Magnolia trees at Bolzano in South Tyrol. Despite the spectacular profusion of magnolia, I fantasise about being in the lulling shade of coconut trees

Rosalyn D’MelloI’ve already begun counting the days until I will be reunited with my family. Just before I began writing this, my partner told me that non-stop flights from Milan to Delhi have just been re-introduced. For a moment I considered changing our itinerary. We had configured a plan that involved flying from Milan to Dubai. This would allow us to break up the journey, our first with kid in tow, and offer us the privilege of staying a few days with my brothers and their families and visit the ongoing Sharjah Art Biennial. We’d then head to New Delhi and finally to Goa. I decided against tweaking our plans, though, because I am, by now, already excited about Dubai. It is also home, in some ways, since my brothers have been stationed there for more than two decades and I’ve travelled there so frequently, it feels familiar.

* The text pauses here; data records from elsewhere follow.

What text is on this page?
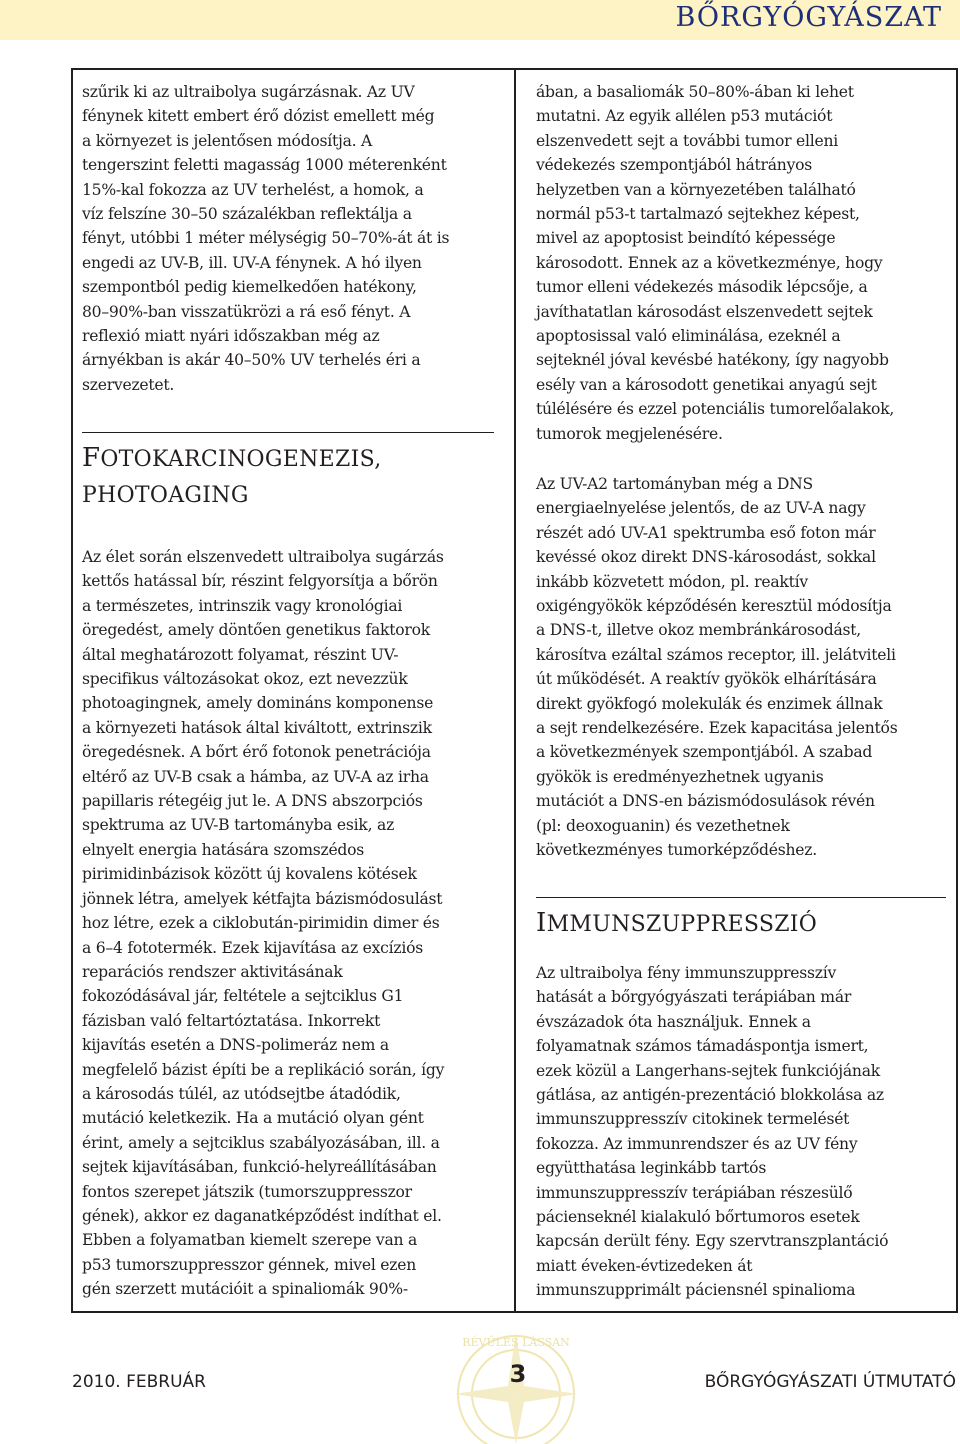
BŐRGYÓGYÁSZAT
szűrik ki az ultraibolya sugárzásnak. Az UV
fénynek kitett embert érő dózist emellett még
a környezet is jelentősen módosítja. A
tengerszint feletti magasság 1000 méterenként
15%-kal fokozza az UV terhelést, a homok, a
víz felszíne 30–50 százalékban reflektálja a
fényt, utóbbi 1 méter mélységig 50–70%-át át is
engedi az UV-B, ill. UV-A fénynek. A hó ilyen
szempontból pedig kiemelkedően hatékony,
80–90%-ban visszatükrözi a rá eső fényt. A
reflexió miatt nyári időszakban még az
árnyékban is akár 40–50% UV terhelés éri a
szervezetet.
FOTOKARCINOGENEZIS,
PHOTOAGING
Az élet során elszenvedett ultraibolya sugárzás
kettős hatással bír, részint felgyorsítja a bőrön
a természetes, intrinszik vagy kronológiai
öregedést, amely döntően genetikus faktorok
által meghatározott folyamat, részint UV-
specifikus változásokat okoz, ezt nevezzük
photoagingnek, amely domináns komponense
a környezeti hatások által kiváltott, extrinszik
öregedésnek. A bőrt érő fotonok penetrációja
eltérő az UV-B csak a hámba, az UV-A az irha
papillaris rétegéig jut le. A DNS abszorpciós
spektruma az UV-B tartományba esik, az
elnyelt energia hatására szomszédos
pirimidinbázisok között új kovalens kötések
jönnek létra, amelyek kétfajta bázismódosulást
hoz létre, ezek a ciklobután-pirimidin dimer és
a 6–4 fototermék. Ezek kijavítása az excíziós
reparációs rendszer aktivitásának
fokozódásával jár, feltétele a sejtciklus G1
fázisban való feltartóztatása. Inkorrekt
kijavítás esetén a DNS-polimeráz nem a
megfelelő bázist építi be a replikáció során, így
a károsodás túlél, az utódsejtbe átadódik,
mutáció keletkezik. Ha a mutáció olyan gént
érint, amely a sejtciklus szabályozásában, ill. a
sejtek kijavításában, funkció-helyreállításában
fontos szerepet játszik (tumorszuppresszor
gének), akkor ez daganatképződést indíthat el.
Ebben a folyamatban kiemelt szerepe van a
p53 tumorszuppresszor génnek, mivel ezen
gén szerzett mutációit a spinaliomák 90%-
ában, a basaliomák 50–80%-ában ki lehet
mutatni. Az egyik allélen p53 mutációt
elszenvedett sejt a további tumor elleni
védekezés szempontjából hátrányos
helyzetben van a környezetében található
normál p53-t tartalmazó sejtekhez képest,
mivel az apoptosist beindító képessége
károsodott. Ennek az a következménye, hogy
tumor elleni védekezés második lépcsője, a
javíthatatlan károsodást elszenvedett sejtek
apoptosissal való eliminálása, ezeknél a
sejteknél jóval kevésbé hatékony, így nagyobb
esély van a károsodott genetikai anyagú sejt
túlélésére és ezzel potenciális tumorelőalakok,
tumorok megjelenésére.
Az UV-A2 tartományban még a DNS
energiaelnyelése jelentős, de az UV-A nagy
részét adó UV-A1 spektrumba eső foton már
kevéssé okoz direkt DNS-károsodást, sokkal
inkább közvetett módon, pl. reaktív
oxigéngyökök képződésén keresztül módosítja
a DNS-t, illetve okoz membránkárosodást,
károsítva ezáltal számos receptor, ill. jelátviteli
út működését. A reaktív gyökök elhárítására
direkt gyökfogó molekulák és enzimek állnak
a sejt rendelkezésére. Ezek kapacitása jelentős
a következmények szempontjából. A szabad
gyökök is eredményezhetnek ugyanis
mutációt a DNS-en bázismódosulások révén
(pl: deoxoguanin) és vezethetnek
következményes tumorképződéshez.
IMMUNSZUPPRESSZIÓ
Az ultraibolya fény immunszuppresszív
hatását a bőrgyógyászati terápiában már
évszázadok óta használjuk. Ennek a
folyamatnak számos támadáspontja ismert,
ezek közül a Langerhans-sejtek funkciójának
gátlása, az antigén-prezentáció blokkolása az
immunszuppresszív citokinek termelését
fokozza. Az immunrendszer és az UV fény
együtthatása leginkább tartós
immunszuppresszív terápiában részesülő
pácienseknél kialakuló bőrtumoros esetek
kapcsán derült fény. Egy szervtranszplantáció
miatt éveken-évtizedeken át
immunszupprimált páciensnél spinalioma
RÉVÜLÉS LÁSSAN
2010. FEBRUÁR	3	BŐRGYÓGYÁSZATI ÚTMUTATÓ
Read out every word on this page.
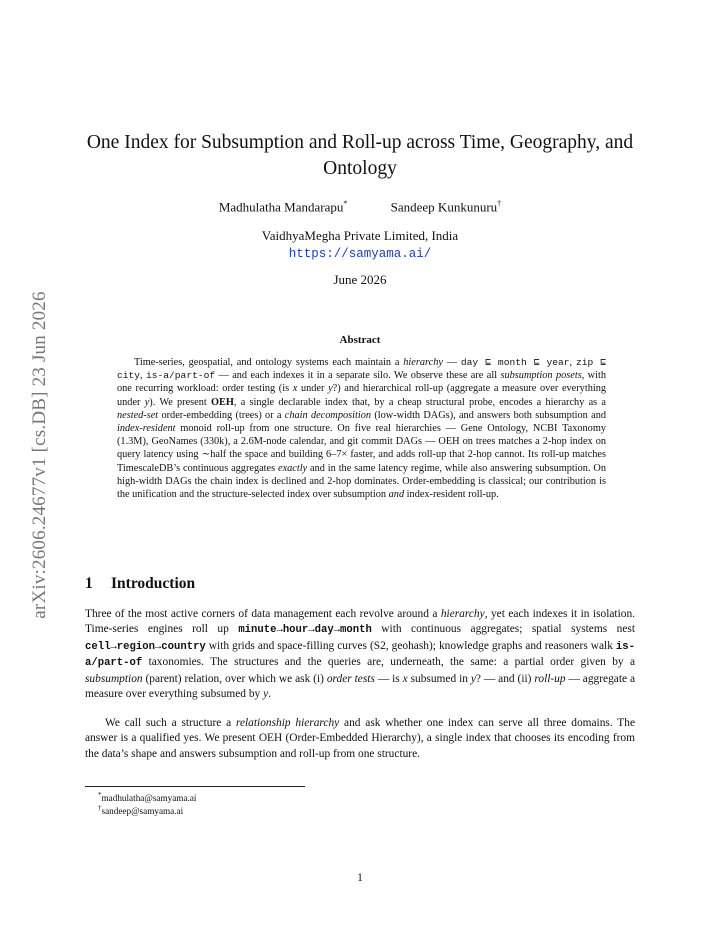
arXiv:2606.24677v1 [cs.DB] 23 Jun 2026
One Index for Subsumption and Roll-up across Time, Geography, and Ontology
Madhulatha Mandarapu*	Sandeep Kunkunuru†
VaidhyaMegha Private Limited, India
https://samyama.ai/
June 2026
Abstract
Time-series, geospatial, and ontology systems each maintain a hierarchy — day ⊑ month ⊑ year, zip ⊑ city, is-a/part-of — and each indexes it in a separate silo. We observe these are all subsumption posets, with one recurring workload: order testing (is x under y?) and hierarchical roll-up (aggregate a measure over everything under y). We present OEH, a single declarable index that, by a cheap structural probe, encodes a hierarchy as a nested-set order-embedding (trees) or a chain decomposition (low-width DAGs), and answers both subsumption and index-resident monoid roll-up from one structure. On five real hierarchies — Gene Ontology, NCBI Taxonomy (1.3M), GeoNames (330k), a 2.6M-node calendar, and git commit DAGs — OEH on trees matches a 2-hop index on query latency using ∼half the space and building 6–7× faster, and adds roll-up that 2-hop cannot. Its roll-up matches TimescaleDB’s continuous aggregates exactly and in the same latency regime, while also answering subsumption. On high-width DAGs the chain index is declined and 2-hop dominates. Order-embedding is classical; our contribution is the unification and the structure-selected index over subsumption and index-resident roll-up.
1 Introduction
Three of the most active corners of data management each revolve around a hierarchy, yet each indexes it in isolation. Time-series engines roll up minute→hour→day→month with continuous aggregates; spatial systems nest cell→region→country with grids and space-filling curves (S2, geohash); knowledge graphs and reasoners walk is-a/part-of taxonomies. The structures and the queries are, underneath, the same: a partial order given by a subsumption (parent) relation, over which we ask (i) order tests — is x subsumed in y? — and (ii) roll-up — aggregate a measure over everything subsumed by y.
We call such a structure a relationship hierarchy and ask whether one index can serve all three domains. The answer is a qualified yes. We present OEH (Order-Embedded Hierarchy), a single index that chooses its encoding from the data’s shape and answers subsumption and roll-up from one structure.
*madhulatha@samyama.ai
†sandeep@samyama.ai
1
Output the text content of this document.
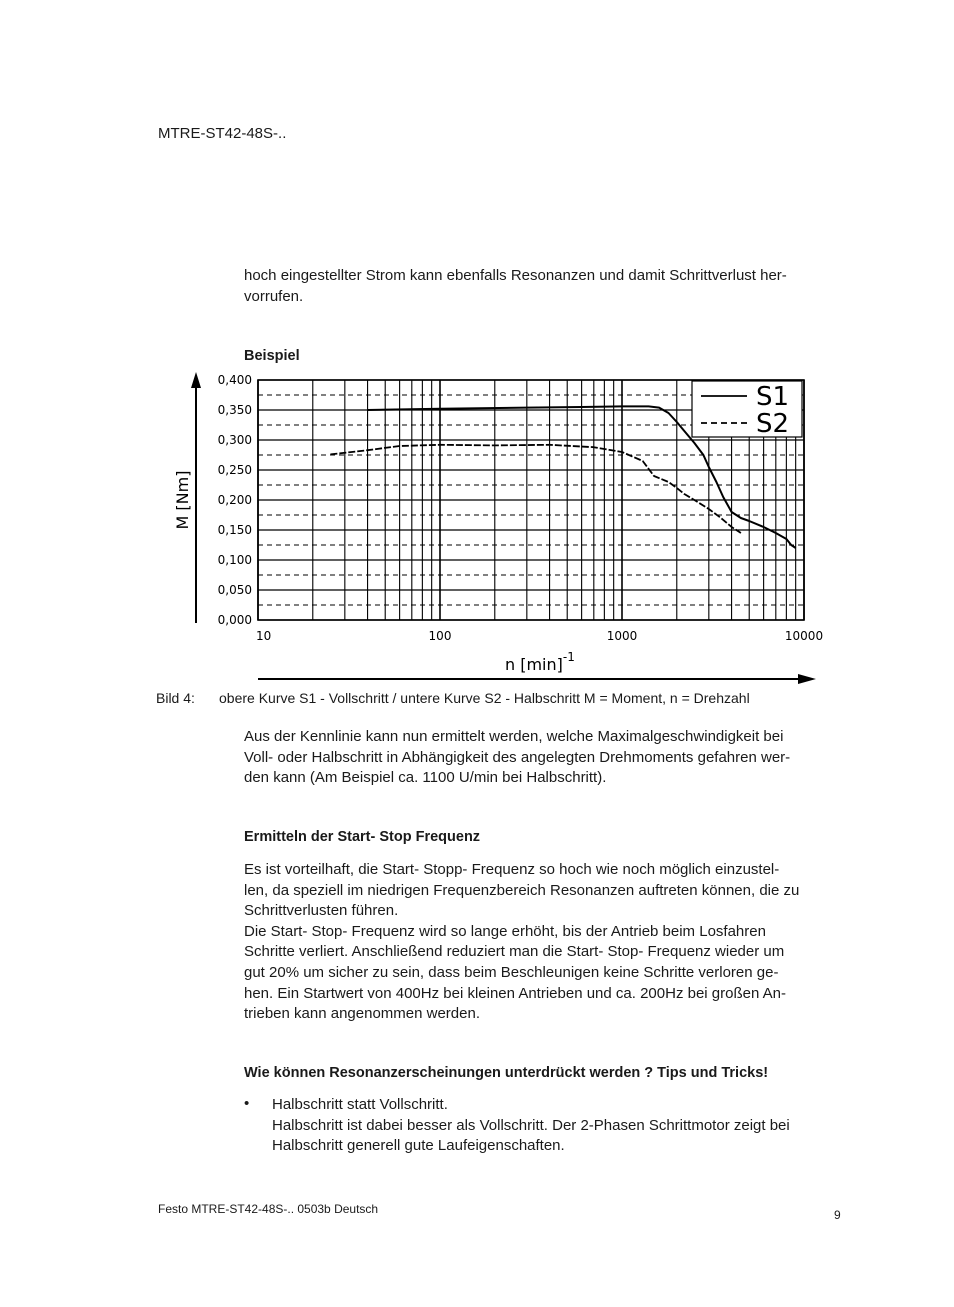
MTRE-ST42-48S-..

hoch eingestellter Strom kann ebenfalls Resonanzen und damit Schrittverlust her-

vorrufen.

Beispiel
0,400
0,350
0,300
0,250
0,200
0,150
0,100
0,050
0,000
10	100	1000	10000
S1
S2
M [Nm]
n $[\min]^{-1}$
Bild 4: obere Kurve S1 - Vollschritt / untere Kurve S2 - Halbschritt M = Moment, n = Drehzahl

Aus der Kennlinie kann nun ermittelt werden, welche Maximalgeschwindigkeit bei

Voll- oder Halbschritt in Abhängigkeit des angelegten Drehmoments gefahren wer-

den kann (Am Beispiel ca. 1100 U/min bei Halbschritt).

Ermitteln der Start- Stop Frequenz

Es ist vorteilhaft, die Start- Stopp- Frequenz so hoch wie noch möglich einzustel-

len, da speziell im niedrigen Frequenzbereich Resonanzen auftreten können, die zu

Schrittverlusten führen.

Die Start- Stop- Frequenz wird so lange erhöht, bis der Antrieb beim Losfahren

Schritte verliert. Anschließend reduziert man die Start- Stop- Frequenz wieder um

gut 20% um sicher zu sein, dass beim Beschleunigen keine Schritte verloren ge-

hen. Ein Startwert von 400Hz bei kleinen Antrieben und ca. 200Hz bei großen An-

trieben kann angenommen werden.

Wie können Resonanzerscheinungen unterdrückt werden ? Tips und Tricks!
• Halbschritt statt Vollschritt.

Halbschritt ist dabei besser als Vollschritt. Der 2-Phasen Schrittmotor zeigt bei

Halbschritt generell gute Laufeigenschaften.

Festo MTRE-ST42-48S-.. 0503b Deutsch	9
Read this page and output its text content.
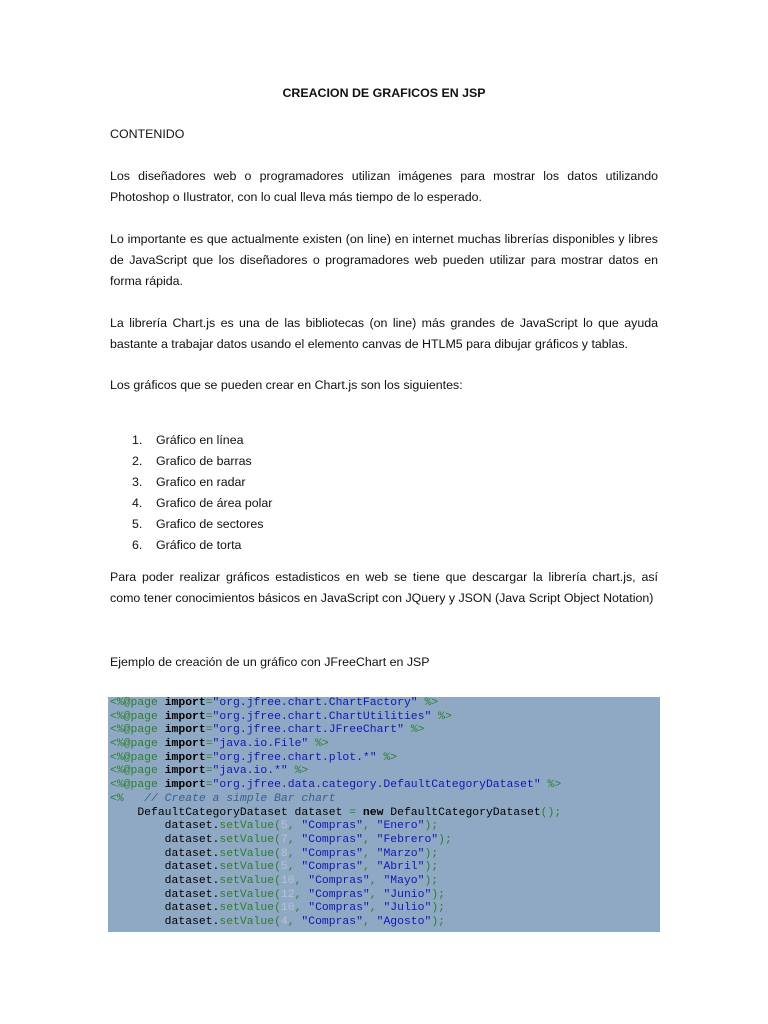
CREACION DE GRAFICOS EN JSP

CONTENIDO

Los diseñadores web o programadores utilizan imágenes para mostrar los datos utilizando Photoshop o Ilustrator, con lo cual lleva más tiempo de lo esperado.

Lo importante es que actualmente existen (on line) en internet muchas librerías disponibles y libres de JavaScript que los diseñadores o programadores web pueden utilizar para mostrar datos en forma rápida.

La librería Chart.js es una de las bibliotecas (on line) más grandes de JavaScript lo que ayuda bastante a trabajar datos usando el elemento canvas de HTLM5 para dibujar gráficos y tablas.

Los gráficos que se pueden crear en Chart.js son los siguientes:

1.	Gráfico en línea
2.	Grafico de barras
3.	Grafico en radar
4.	Grafico de área polar
5.	Grafico de sectores
6.	Gráfico de torta

Para poder realizar gráficos estadisticos en web se tiene que descargar la librería chart.js, así como tener conocimientos básicos en JavaScript con JQuery y JSON (Java Script Object Notation)

Ejemplo de creación de un gráfico con JFreeChart en JSP

<%@page import="org.jfree.chart.ChartFactory" %>
<%@page import="org.jfree.chart.ChartUtilities" %>
<%@page import="org.jfree.chart.JFreeChart" %>
<%@page import="java.io.File" %>
<%@page import="org.jfree.chart.plot.*" %>
<%@page import="java.io.*" %>
<%@page import="org.jfree.data.category.DefaultCategoryDataset" %>
<%   // Create a simple Bar chart
DefaultCategoryDataset dataset = new DefaultCategoryDataset();
dataset.setValue(5, "Compras", "Enero");
dataset.setValue(7, "Compras", "Febrero");
dataset.setValue(8, "Compras", "Marzo");
dataset.setValue(5, "Compras", "Abril");
dataset.setValue(10, "Compras", "Mayo");
dataset.setValue(12, "Compras", "Junio");
dataset.setValue(10, "Compras", "Julio");
dataset.setValue(4, "Compras", "Agosto");
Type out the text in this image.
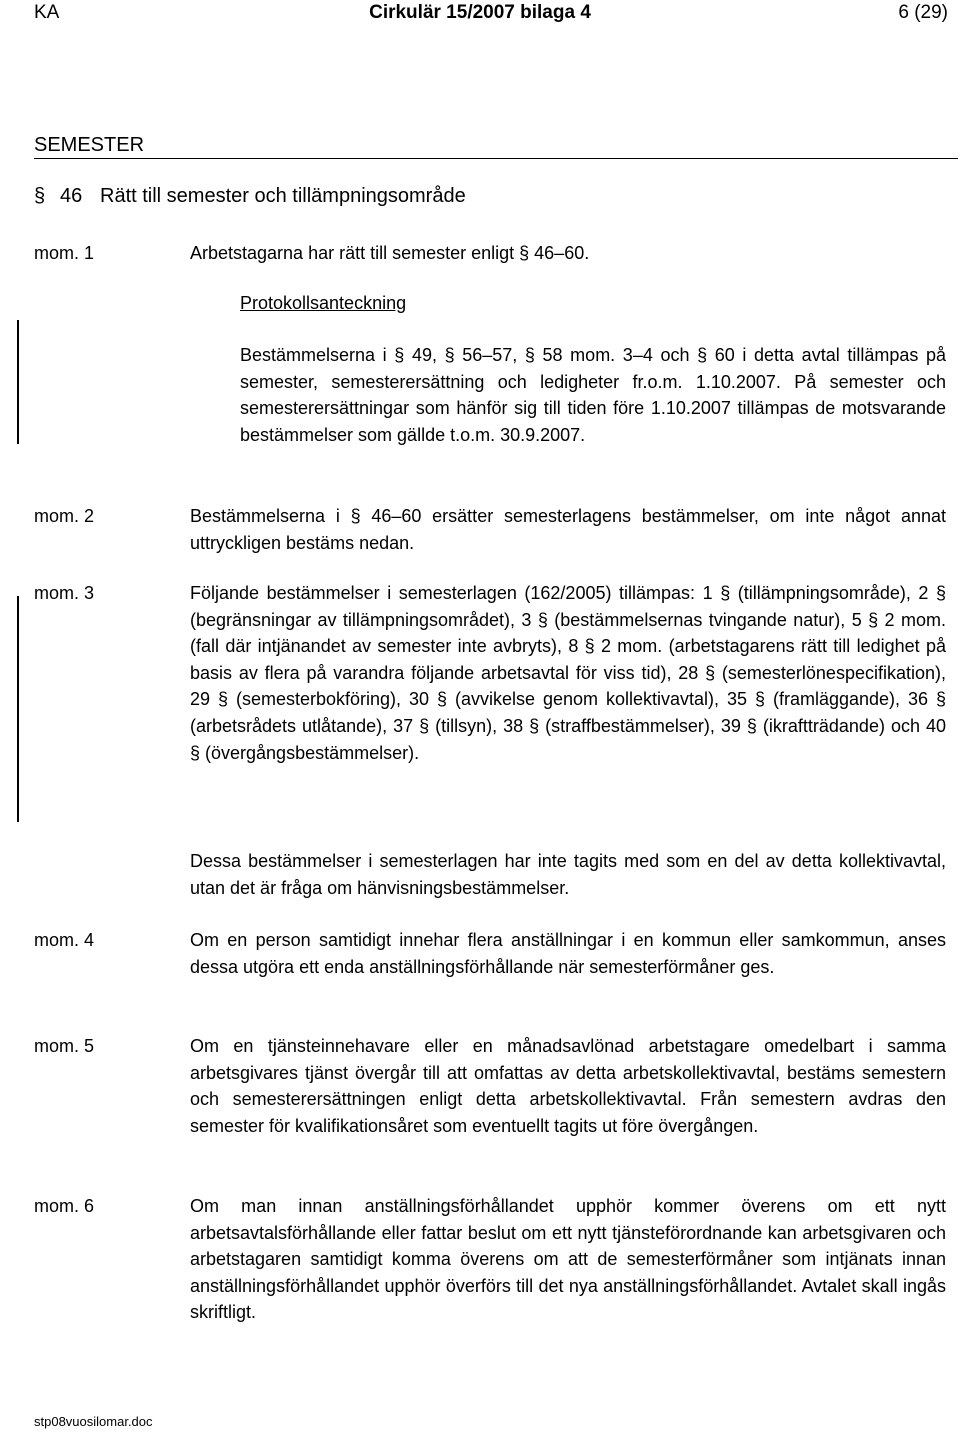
KA	Cirkulär 15/2007 bilaga 4	6 (29)
SEMESTER
§ 46 Rätt till semester och tillämpningsområde
mom. 1	Arbetstagarna har rätt till semester enligt § 46–60.
Protokollsanteckning
Bestämmelserna i § 49, § 56–57, § 58 mom. 3–4 och § 60 i detta avtal tillämpas på semester, semesterersättning och ledigheter fr.o.m. 1.10.2007. På semester och semesterersättningar som hänför sig till tiden före 1.10.2007 tillämpas de motsvarande bestämmelser som gällde t.o.m. 30.9.2007.
mom. 2	Bestämmelserna i § 46–60 ersätter semesterlagens bestämmelser, om inte något annat uttryckligen bestäms nedan.
mom. 3	Följande bestämmelser i semesterlagen (162/2005) tillämpas: 1 § (tillämpningsområde), 2 § (begränsningar av tillämpningsområdet), 3 § (bestämmelsernas tvingande natur), 5 § 2 mom. (fall där intjänandet av semester inte avbryts), 8 § 2 mom. (arbetstagarens rätt till ledighet på basis av flera på varandra följande arbetsavtal för viss tid), 28 § (semesterlönespecifikation), 29 § (semesterbokföring), 30 § (avvikelse genom kollektivavtal), 35 § (framläggande), 36 § (arbetsrådets utlåtande), 37 § (tillsyn), 38 § (straffbestämmelser), 39 § (ikraftträdande) och 40 § (övergångsbestämmelser).
Dessa bestämmelser i semesterlagen har inte tagits med som en del av detta kollektivavtal, utan det är fråga om hänvisningsbestämmelser.
mom. 4	Om en person samtidigt innehar flera anställningar i en kommun eller samkommun, anses dessa utgöra ett enda anställningsförhållande när semesterförmåner ges.
mom. 5	Om en tjänsteinnehavare eller en månadsavlönad arbetstagare omedelbart i samma arbetsgivares tjänst övergår till att omfattas av detta arbetskollektivavtal, bestäms semestern och semesterersättningen enligt detta arbetskollektivavtal. Från semestern avdras den semester för kvalifikationsåret som eventuellt tagits ut före övergången.
mom. 6	Om man innan anställningsförhållandet upphör kommer överens om ett nytt arbetsavtalsförhållande eller fattar beslut om ett nytt tjänsteförordnande kan arbetsgivaren och arbetstagaren samtidigt komma överens om att de semesterförmåner som intjänats innan anställningsförhållandet upphör överförs till det nya anställningsförhållandet. Avtalet skall ingås skriftligt.
stp08vuosilomar.doc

I cannot believe it will be almost three years since I left, and that I’ve had to contend with such a prolonged absence from my loved ones because of the pandemic and other systemic bureaucracies. My homesickness intensifies every day. At this point I can look at a banana that is taking four days to ripen and feel triggered by how alienated I feel from the fruits and vegetables that were so much a part of my daily diet. The bananas here are imported from South America, arrive raw and are sold almost raw; you have to wait until they yellow before you can actually unpeel them. I often buy them from the section of the supermarket reserved for items that are discounted because they are approaching their shelf-life expiry. This is the only way to be able to eat them on the same day. The cashier sometimes offers an even further discount because they are embarrassed by the ripeness. I tell them that where I come from, in Goa, there are so many different kinds and sizes of bananas and they vary in sweetness. Mangoes also elicit strong emotions. What is available here is also imported from South America and they taste like sweet water, bereft of any other nuance. On account of these emotional intensities, I keep returning to the concept of ‘the citizen of the country of longing’, a shadowy figure theorised in Suketu Mehta’s Maximum City. Mehta spoke about being in one place while dreaming of the one left behind, thus continually inhabiting an in-between island between two spatial entities.